The Thinking Process: Systematic Research Methodology

The assistant's thinking process, visible in the sequence of messages leading to [msg 437], reveals a deliberate and disciplined approach to complex software architecture. The pattern is:

  1. Read the design document ([msg 432]): Refresh understanding of the Phase 2 plan.
  2. Read existing source files ([msg 433]): Understand the current codebase structure—engine, prover, types, config.
  3. Read the bellperson fork ([msg 434]): Understand the APIs that have been exposed for the pipeline.
  4. Research upstream APIs ([msg 435]): Find the seal_commit_phase2_circuit_proofs function and related APIs.
  5. Trace the call chain ([msg 436]): Understand how the monolithic prover works from top to bottom.
  6. Research data types ([msg 437]): Find the exact structs and type aliases needed to build the pipeline. This is a classic "measure twice, cut once" approach. Each research task answers a specific question, and the answers accumulate to form a complete mental model of the system. The assistant is not rushing to write code; it is building understanding layer by layer.

Mistakes and Incorrect Assumptions

While the assistant's approach is sound, there are potential pitfalls worth noting. The assistant assumes that the type aliases it finds in the cargo registry are stable and will not change between versions. If the filecoin-proofs crate is updated, the types might shift, requiring adjustments. The assistant also assumes that the subagent will correctly interpret the source files and return accurate information—a reasonable assumption given the subagent's capabilities, but one that depends on the quality of the task prompt and the subagent's ability to navigate the codebase.

Another subtle assumption is that understanding the types is sufficient to write the pipeline code. In practice, the pipeline also requires understanding the runtime behavior of the system—how SRS parameters are cached, how GPU memory is managed, and how the scheduler interacts with workers. The type research addresses the static structure but not the dynamic behavior.
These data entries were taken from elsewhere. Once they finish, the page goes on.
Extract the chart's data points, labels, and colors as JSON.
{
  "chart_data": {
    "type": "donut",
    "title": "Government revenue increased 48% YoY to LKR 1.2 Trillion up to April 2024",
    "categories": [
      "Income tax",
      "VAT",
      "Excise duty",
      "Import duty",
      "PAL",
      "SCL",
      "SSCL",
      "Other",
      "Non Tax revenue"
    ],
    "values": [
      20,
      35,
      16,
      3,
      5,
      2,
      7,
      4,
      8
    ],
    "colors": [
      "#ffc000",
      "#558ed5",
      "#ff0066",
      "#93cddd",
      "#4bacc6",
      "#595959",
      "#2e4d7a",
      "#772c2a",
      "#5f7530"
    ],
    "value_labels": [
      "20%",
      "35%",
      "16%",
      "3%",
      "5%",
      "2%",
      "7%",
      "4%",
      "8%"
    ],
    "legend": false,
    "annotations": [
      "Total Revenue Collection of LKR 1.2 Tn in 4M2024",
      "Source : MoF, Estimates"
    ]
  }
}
The assistant will need to validate its implementation through integration testing, which it acknowledges in subsequent messages.

Significance in the Larger Arc

Message [msg 437] is the final research step before the assistant commits to writing the core Phase 2 implementation. After this message, the assistant will create the srs_manager.rs module, the pipeline.rs module, refactor the engine to support pipeline mode, and implement the split synthesis/GPU prover functions. All of that code depends on the type information gathered here.
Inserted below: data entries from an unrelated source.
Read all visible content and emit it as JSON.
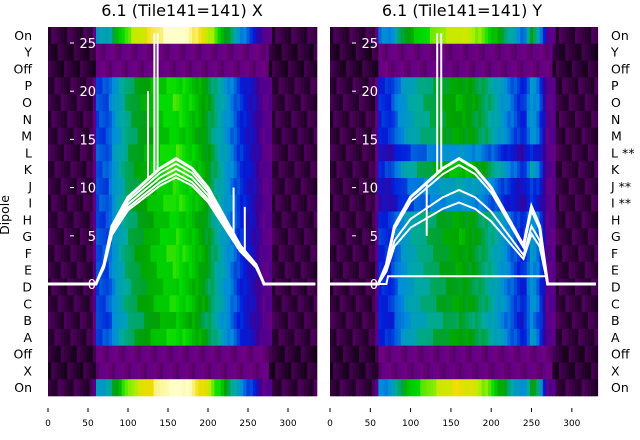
{
  "chart_data": [
    {
      "type": "heatmap",
      "title": "6.1 (Tile141=141) X",
      "ylabel": "Dipole",
      "row_labels": [
        "On",
        "Y",
        "Off",
        "P",
        "O",
        "N",
        "M",
        "L",
        "K",
        "J",
        "I",
        "H",
        "G",
        "F",
        "E",
        "D",
        "C",
        "B",
        "A",
        "Off",
        "X",
        "On"
      ],
      "row_labels_full": [
        "On",
        "Y",
        "Off",
        "P",
        "O",
        "N",
        "M",
        "L",
        "K",
        "J",
        "I",
        "H",
        "G",
        "F",
        "E",
        "D",
        "C",
        "B",
        "A",
        "Off",
        "X",
        "On"
      ],
      "row_intensity": [
        0.95,
        0.05,
        0.03,
        0.6,
        0.62,
        0.6,
        0.58,
        0.62,
        0.63,
        0.6,
        0.62,
        0.58,
        0.6,
        0.62,
        0.6,
        0.58,
        0.6,
        0.55,
        0.6,
        0.03,
        0.05,
        0.95
      ],
      "xlim": [
        0,
        335
      ],
      "xticks": [
        "0",
        "50",
        "100",
        "150",
        "200",
        "250",
        "300"
      ],
      "ylim": [
        0,
        25
      ],
      "yticks": [
        "0",
        "5",
        "10",
        "15",
        "20",
        "25"
      ],
      "line_x": [
        0,
        60,
        70,
        80,
        100,
        120,
        140,
        160,
        180,
        200,
        220,
        240,
        250,
        260,
        270,
        280,
        335
      ],
      "line_y": [
        0,
        0,
        2,
        6,
        9,
        10.5,
        12,
        13,
        12,
        10,
        7,
        4,
        3,
        2,
        0,
        0,
        0
      ],
      "line_scales": [
        1,
        0.96,
        0.92,
        0.88,
        0.85
      ],
      "spikes": [
        {
          "x": 125,
          "y": 20
        },
        {
          "x": 133,
          "y": 26
        },
        {
          "x": 137,
          "y": 26
        },
        {
          "x": 232,
          "y": 10
        },
        {
          "x": 246,
          "y": 8
        }
      ]
    },
    {
      "type": "heatmap",
      "title": "6.1 (Tile141=141) Y",
      "row_labels": [
        "On",
        "Y",
        "Off",
        "P",
        "O",
        "N",
        "M",
        "L **",
        "K",
        "J **",
        "I **",
        "H",
        "G",
        "F",
        "E",
        "D",
        "C",
        "B",
        "A",
        "Off",
        "X",
        "On"
      ],
      "row_intensity": [
        0.75,
        0.05,
        0.03,
        0.5,
        0.52,
        0.5,
        0.5,
        0.3,
        0.55,
        0.35,
        0.3,
        0.5,
        0.52,
        0.5,
        0.5,
        0.48,
        0.5,
        0.45,
        0.5,
        0.03,
        0.05,
        0.8
      ],
      "xlim": [
        0,
        330
      ],
      "xticks": [
        "0",
        "50",
        "100",
        "150",
        "200",
        "250",
        "300"
      ],
      "ylim": [
        0,
        25
      ],
      "yticks": [
        "0",
        "5",
        "10",
        "15",
        "20",
        "25"
      ],
      "line_x": [
        0,
        60,
        70,
        80,
        100,
        120,
        140,
        160,
        180,
        200,
        220,
        240,
        250,
        260,
        270,
        280,
        330
      ],
      "line_y": [
        0,
        0,
        2,
        6,
        9,
        10.5,
        12,
        13,
        12,
        10,
        7,
        4,
        8,
        6,
        0,
        0,
        0
      ],
      "line_scales": [
        1,
        0.95,
        0.75,
        0.65,
        0.08
      ],
      "spikes": [
        {
          "x": 133,
          "y": 26
        },
        {
          "x": 138,
          "y": 26
        },
        {
          "x": 120,
          "y": 5
        }
      ]
    }
  ]
}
In the broader context of the cuzk project, this message represents the transition from analysis to synthesis. The assistant has spent multiple rounds understanding the existing system; now it has the knowledge it needs to build the new one. The message is a hinge point in the conversation—everything before it is research, everything after it is implementation.
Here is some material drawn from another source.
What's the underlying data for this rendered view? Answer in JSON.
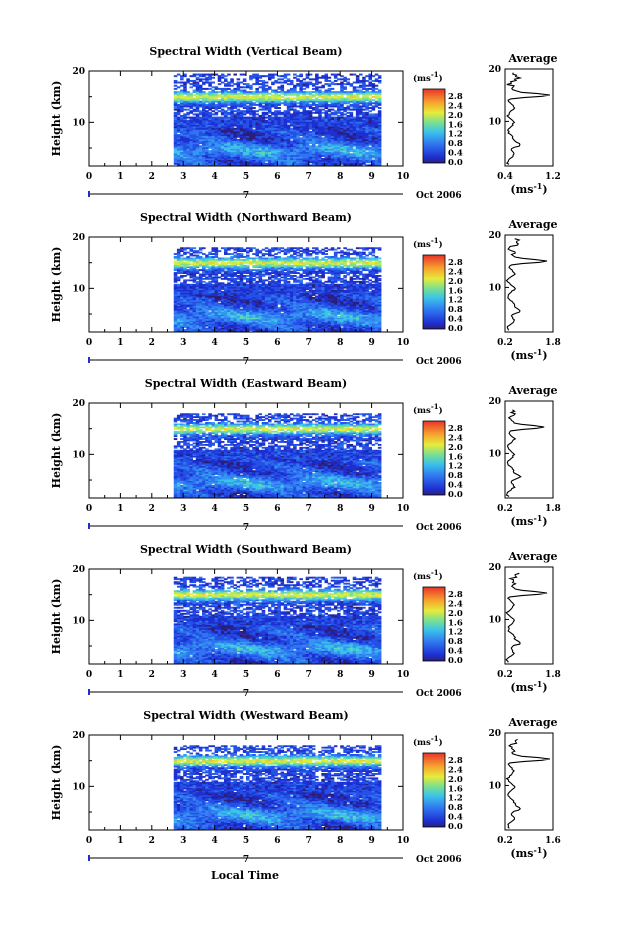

For a reader studying the opencode session, [msg 437] demonstrates the value of thorough preparation before tackling a complex refactoring. It shows how a single task call, properly scoped and targeted, can unlock the information needed to make confident implementation decisions. The message is a testament to the principle that good code is built on a foundation of understanding, and that understanding is built one research task at a time.